Еще одна причина, по которой обвинения казиев во взяточничестве нельзя воспринимать буквально, состоит в том, что таким образом мы игнорируем значимость многолетней культуры дарения. Подарки (хадиййа
) и подношения (тартик) были знаками уважения, преданности и повиновения в политической[395] и юридической[396] сфере. В главе 1 мы видели, как судья Бака Ходжа резко выступил против обычая туркмен города Керки подносить подарки судьям. Позиция казия, о которой мы узнали со слов его сына, может показаться нам абсолютно логичной. Однако история окончилась тем, что городской хаким посчитал обычай полностью законным. Объявляя ту или иную практику хорошей или плохой, историк рискует стать жертвой собственных моральных убеждений, не имеющих отношения к изучаемым событиям. То, что некоторым правоведам покажется вполне нормальным, – к примеру, вознаграждение за услуги служителя суда или нотариуса, – для других будет выглядеть как позорная взятка[397]. По всей вероятности, культура дарения пережила завоевание Туркестана и последующую институциональную реорганизацию судебной системы. Следовательно, нам не стоит полагаться на мнение современников той эпохи, что подобные культурные практики являются формами коррупции и аморального поведения. Возможно, эти комментаторы и обладали проницательностью, но не были достаточно чутки к особенностям среднеазиатской культуры. Американский консул в Ташкенте, резко отзывавшийся о коррупции среди казиев[398], несомненно, был склонен к поспешным выводам:Таджиков и узбеков легко отличить друг от друга не только по внешнему виду, но и по характеру. Таджик крупнее и полнее, носит большую черную бороду, а вид имеет ушлый и хитрый. Он ненадежен, лжив, ленив, труслив, хвастлив и морально ущербен во всех смыслах[399]

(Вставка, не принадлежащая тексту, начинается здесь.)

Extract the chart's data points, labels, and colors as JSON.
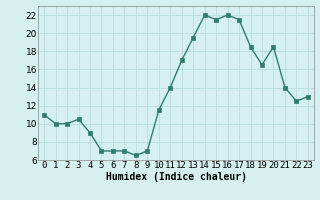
{
  "x": [
    0,
    1,
    2,
    3,
    4,
    5,
    6,
    7,
    8,
    9,
    10,
    11,
    12,
    13,
    14,
    15,
    16,
    17,
    18,
    19,
    20,
    21,
    22,
    23
  ],
  "y": [
    11,
    10,
    10,
    10.5,
    9,
    7,
    7,
    7,
    6.5,
    7,
    11.5,
    14,
    17,
    19.5,
    22,
    21.5,
    22,
    21.5,
    18.5,
    16.5,
    18.5,
    14,
    12.5,
    13
  ],
  "line_color": "#2e7d6e",
  "marker_color": "#2e7d6e",
  "bg_color": "#d6f0ef",
  "grid_color": "#b8dedd",
  "xlabel": "Humidex (Indice chaleur)",
  "xlim": [
    -0.5,
    23.5
  ],
  "ylim": [
    6,
    23
  ],
  "yticks": [
    6,
    8,
    10,
    12,
    14,
    16,
    18,
    20,
    22
  ],
  "xtick_labels": [
    "0",
    "1",
    "2",
    "3",
    "4",
    "5",
    "6",
    "7",
    "8",
    "9",
    "10",
    "11",
    "12",
    "13",
    "14",
    "15",
    "16",
    "17",
    "18",
    "19",
    "20",
    "21",
    "22",
    "23"
  ],
  "xlabel_fontsize": 7,
  "tick_fontsize": 6.5,
  "line_width": 1.0,
  "marker_size": 2.5
}
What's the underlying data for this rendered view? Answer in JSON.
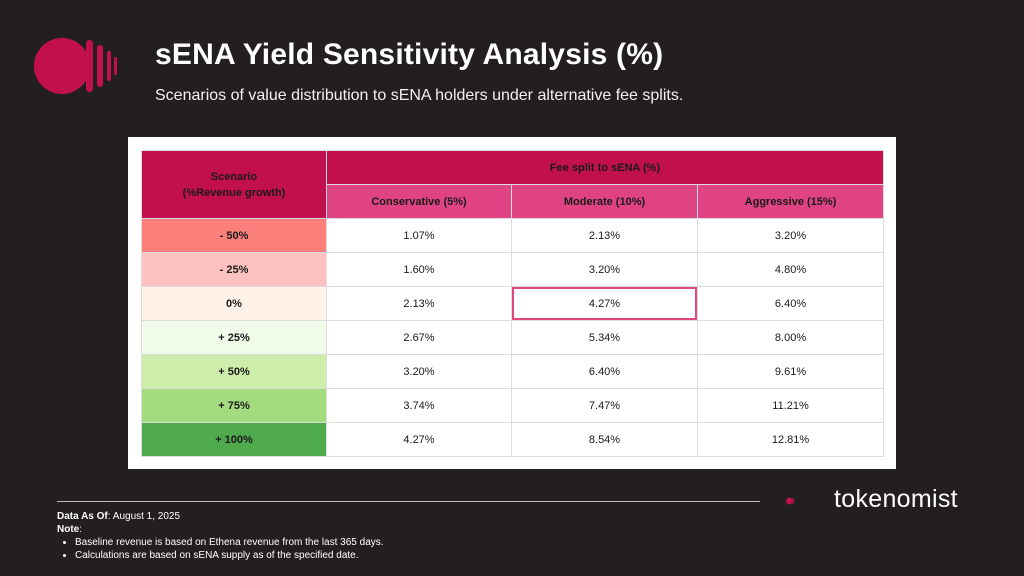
{
  "header": {
    "title": "sENA Yield Sensitivity Analysis (%)",
    "subtitle": "Scenarios of value distribution to sENA holders under alternative fee splits."
  },
  "colors": {
    "background": "#231f20",
    "accent": "#c2104f",
    "accent_light": "#e04383",
    "highlight_border": "#e0467f"
  },
  "chart_data": {
    "type": "table",
    "row_header_title": "Scenario",
    "row_header_subtitle": "(%Revenue growth)",
    "column_group_label": "Fee split to sENA (%)",
    "columns": [
      "Conservative (5%)",
      "Moderate (10%)",
      "Aggressive (15%)"
    ],
    "rows": [
      {
        "scenario": "- 50%",
        "color": "#fc7f7c",
        "values": [
          "1.07%",
          "2.13%",
          "3.20%"
        ]
      },
      {
        "scenario": "- 25%",
        "color": "#fdc1bf",
        "values": [
          "1.60%",
          "3.20%",
          "4.80%"
        ]
      },
      {
        "scenario": "0%",
        "color": "#fef3e6",
        "values": [
          "2.13%",
          "4.27%",
          "6.40%"
        ]
      },
      {
        "scenario": "+ 25%",
        "color": "#f1fbe9",
        "values": [
          "2.67%",
          "5.34%",
          "8.00%"
        ]
      },
      {
        "scenario": "+ 50%",
        "color": "#cdeeab",
        "values": [
          "3.20%",
          "6.40%",
          "9.61%"
        ]
      },
      {
        "scenario": "+ 75%",
        "color": "#a3dc7e",
        "values": [
          "3.74%",
          "7.47%",
          "11.21%"
        ]
      },
      {
        "scenario": "+ 100%",
        "color": "#4faa4e",
        "values": [
          "4.27%",
          "8.54%",
          "12.81%"
        ]
      }
    ],
    "highlighted_cell": {
      "row": 2,
      "column": 1
    }
  },
  "footer": {
    "date_label": "Data As Of",
    "date_value": ": August 1, 2025",
    "note_label": "Note",
    "note_colon": ":",
    "notes": [
      "Baseline revenue is based on Ethena revenue from the last 365 days.",
      "Calculations are based on sENA supply as of the specified date."
    ]
  },
  "brand": {
    "name": "tokenomist",
    "logo_icon": "tokenomist-logo-icon"
  }
}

.Третий вопрос, которому необходимо уделить внимание в рамках дискуссии об обвинении казиев в коррупции, касается Quellenkritik
. Доверие к обличителям казиев влечет за собой закрепление расхожей колониальной идеи, что народные судьи всегда принимали произвольные решения по делам[400]. Данный подход является заблуждением, и нам не мешало бы распутать клубок намерений, стоящих за каждым обвинением казиев в коррупции. Прошло не так уж и много времени, прежде чем жители Средней Азии поняли, что обвинение казия во взяточничестве представляет собой действенный способ привлечь внимание колониальных властей к своей проблеме. Местные жители знали, что русские чиновники всегда готовы послушать красочные подробности о якобы непорядочном поведении народных судей; об этом свидетельствуют бесчисленные фантастические истории, которые мы находим в архивах. Обратимся к делу Тиник-Ай, казахской вдовы из аула в Джизакском районе. После смерти мужа Тиник-Ай вступила в отношения с одним мужчиной и родила от него мальчика. Две женщины из того же аула хотели выдать ее замуж за другого мужчину, но она отказалась. Свахи решили, что Тиник-Ай заслуживает наказания. Они пришли к ней в дом, избили ее с матерью и хладнокровно задушили младенца. Вероятно, из-за страха дальнейшей мести Тиник-Ай не подала на них в народный суд. Вместо этого она обратилась к колониальным властям и, лишь мимоходом упомянув об убийстве своего ребенка, сочинила историю о том, что ее домогался местный народный судья (бий) и ей пришлось дать ему пятнадцать рублей, чтобы тот ее отпустил. Русские чиновники недолго разбирались в свидетельских показаниях, прежде чем стало ясно, что обвинение во взяточничестве было ложным, выдуманным лишь затем, чтобы привлечь внимание к убийству ребенка[401].